By Evelyn Long - Contributing Columnist

It was just 70 years ago, June, 1950, that construction of 10 new homes was being planned on East Main Street in Cardington.

The homes, later addressed as Riverview Drive, were being built on eight acres of land on the north side of the street sold by Paul Maxwell and two building lots side by side sold by Mrs. Alma Sherman. Two new homes were being built just east of those owned by Mrs Sherman.

Building those new homes were Dr. Stanley Brody and William Johnstone. According to this issue of the Morrow County Independent, George Ruehrmund had purchased two acres of land east of the residence property on the north side of the street owned by Maxwells.

Purchasing the six acre tracts were H. L. Schellenger, Rudolph Weise, Dennis Bell, James Rhineberger, Charles Jackson, Paul Fleming, W. A. McAlister, Scott D. D. Dunham and John McCutchen.

I remember this addition to Cardington, turning farm land into beautiful residences. Four of those building new homes were teachers in the Cardington School District.

The homes sit in a horseshoe shape and each is as attractive as the day their construction was complete. Although there have been many homes and subdivisions constructed in the village in the ensuing years I remember this as being a very special event.

Other highlights from that month’s Independent:

The Cardington Village Council, designated a certain number of blasts by the fire siren to eliminate confusion about regular and practice fire runs. A fire drill was to be designated by two blasts of the siren and all calls outside of the village were to be designated by four blasts of the siren.

Fires in the village were to be designated by eight blasts!

Whew — my comment!

Junior softball teams organized as part of supervised recreation program in Cardington in June, 1950. James Beatty was named captain of the Giants; Bradley Landon, the Indians; Frank Curl, captain of the Dragons and Paul Collins was named in charge of the Blackbird Hilligans.

Forty eight boys reported the first day of this program. The girls’ program was in charge of JoAnne Curl who supervised croquet games, puzzles etc. These activities took place on the Cardington school playground and were attended by 100 children.

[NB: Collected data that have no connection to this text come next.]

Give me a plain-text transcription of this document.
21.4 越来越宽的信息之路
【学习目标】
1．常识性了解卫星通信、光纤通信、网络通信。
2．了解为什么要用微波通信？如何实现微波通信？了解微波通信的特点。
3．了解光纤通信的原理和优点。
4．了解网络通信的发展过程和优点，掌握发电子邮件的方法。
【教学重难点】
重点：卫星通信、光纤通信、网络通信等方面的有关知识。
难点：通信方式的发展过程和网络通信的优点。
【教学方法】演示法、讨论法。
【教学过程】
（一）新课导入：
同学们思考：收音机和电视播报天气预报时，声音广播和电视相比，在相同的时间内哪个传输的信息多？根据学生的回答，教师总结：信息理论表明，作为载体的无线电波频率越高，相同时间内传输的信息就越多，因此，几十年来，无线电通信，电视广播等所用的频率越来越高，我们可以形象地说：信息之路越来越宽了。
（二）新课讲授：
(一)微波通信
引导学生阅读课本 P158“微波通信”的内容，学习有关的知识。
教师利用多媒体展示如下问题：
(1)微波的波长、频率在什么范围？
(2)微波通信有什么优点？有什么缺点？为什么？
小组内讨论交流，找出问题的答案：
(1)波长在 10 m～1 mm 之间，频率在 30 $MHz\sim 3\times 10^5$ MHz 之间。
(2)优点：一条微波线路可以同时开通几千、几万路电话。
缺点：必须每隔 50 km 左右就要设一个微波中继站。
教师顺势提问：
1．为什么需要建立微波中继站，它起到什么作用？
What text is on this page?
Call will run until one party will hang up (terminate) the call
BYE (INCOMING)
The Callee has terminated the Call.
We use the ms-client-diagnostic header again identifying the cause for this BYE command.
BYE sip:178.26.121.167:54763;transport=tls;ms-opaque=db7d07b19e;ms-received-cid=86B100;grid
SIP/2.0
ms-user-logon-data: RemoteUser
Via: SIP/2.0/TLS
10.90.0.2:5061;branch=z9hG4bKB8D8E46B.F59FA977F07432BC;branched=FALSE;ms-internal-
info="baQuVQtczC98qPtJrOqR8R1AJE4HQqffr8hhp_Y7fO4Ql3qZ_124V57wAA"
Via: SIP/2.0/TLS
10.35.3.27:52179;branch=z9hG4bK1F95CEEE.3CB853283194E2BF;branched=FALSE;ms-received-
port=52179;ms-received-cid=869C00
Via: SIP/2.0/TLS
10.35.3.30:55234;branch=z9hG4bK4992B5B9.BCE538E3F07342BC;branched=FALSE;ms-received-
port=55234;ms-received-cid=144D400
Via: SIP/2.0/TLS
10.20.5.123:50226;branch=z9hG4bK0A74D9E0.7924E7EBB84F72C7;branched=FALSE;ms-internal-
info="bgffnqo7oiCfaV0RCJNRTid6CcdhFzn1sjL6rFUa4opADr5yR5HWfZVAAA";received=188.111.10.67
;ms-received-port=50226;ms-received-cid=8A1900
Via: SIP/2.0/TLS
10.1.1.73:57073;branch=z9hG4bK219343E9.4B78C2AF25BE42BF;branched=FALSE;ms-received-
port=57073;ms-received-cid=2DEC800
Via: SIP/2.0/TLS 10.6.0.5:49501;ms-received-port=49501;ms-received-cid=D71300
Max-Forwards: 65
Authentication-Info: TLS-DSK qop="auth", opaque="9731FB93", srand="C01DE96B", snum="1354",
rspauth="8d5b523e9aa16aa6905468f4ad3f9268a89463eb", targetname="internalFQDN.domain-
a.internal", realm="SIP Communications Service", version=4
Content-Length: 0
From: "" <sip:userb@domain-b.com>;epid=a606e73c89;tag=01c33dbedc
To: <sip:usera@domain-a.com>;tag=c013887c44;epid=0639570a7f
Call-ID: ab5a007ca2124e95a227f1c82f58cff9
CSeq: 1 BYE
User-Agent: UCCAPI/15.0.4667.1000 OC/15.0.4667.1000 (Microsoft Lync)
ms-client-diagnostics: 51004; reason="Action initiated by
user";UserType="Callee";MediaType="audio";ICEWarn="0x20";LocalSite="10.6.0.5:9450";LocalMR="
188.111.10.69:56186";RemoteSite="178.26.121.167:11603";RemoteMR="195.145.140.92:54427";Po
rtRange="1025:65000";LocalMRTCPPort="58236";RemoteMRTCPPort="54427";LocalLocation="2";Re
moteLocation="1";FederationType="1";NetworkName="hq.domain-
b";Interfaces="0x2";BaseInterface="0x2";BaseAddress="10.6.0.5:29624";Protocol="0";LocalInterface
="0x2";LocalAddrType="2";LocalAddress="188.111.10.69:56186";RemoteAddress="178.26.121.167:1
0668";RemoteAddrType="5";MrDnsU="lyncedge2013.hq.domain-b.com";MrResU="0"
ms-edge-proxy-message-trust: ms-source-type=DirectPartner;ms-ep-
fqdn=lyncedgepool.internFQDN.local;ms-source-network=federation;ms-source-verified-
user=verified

Note: Last week I addressed the polio epidemic and its effect in Cardington. Since then, I have read later newspapers and learned that there were several Morrow County youths and young people who passed away from this disease in the years following 1944, the year I was addressing.

As I noted then, it was an alarming time and I’m thankful Dr. Salk provided the life saving vaccine.

Looking back

70 years ago: JoAnn Curl and Thelma Hack, both of Cardington, graduated from Otterbein College.

Construction began on the two story concrete block building with a sandstone front which would house the Cardington Post Office. Contract for the construction was let to the Cardington Lumber Company.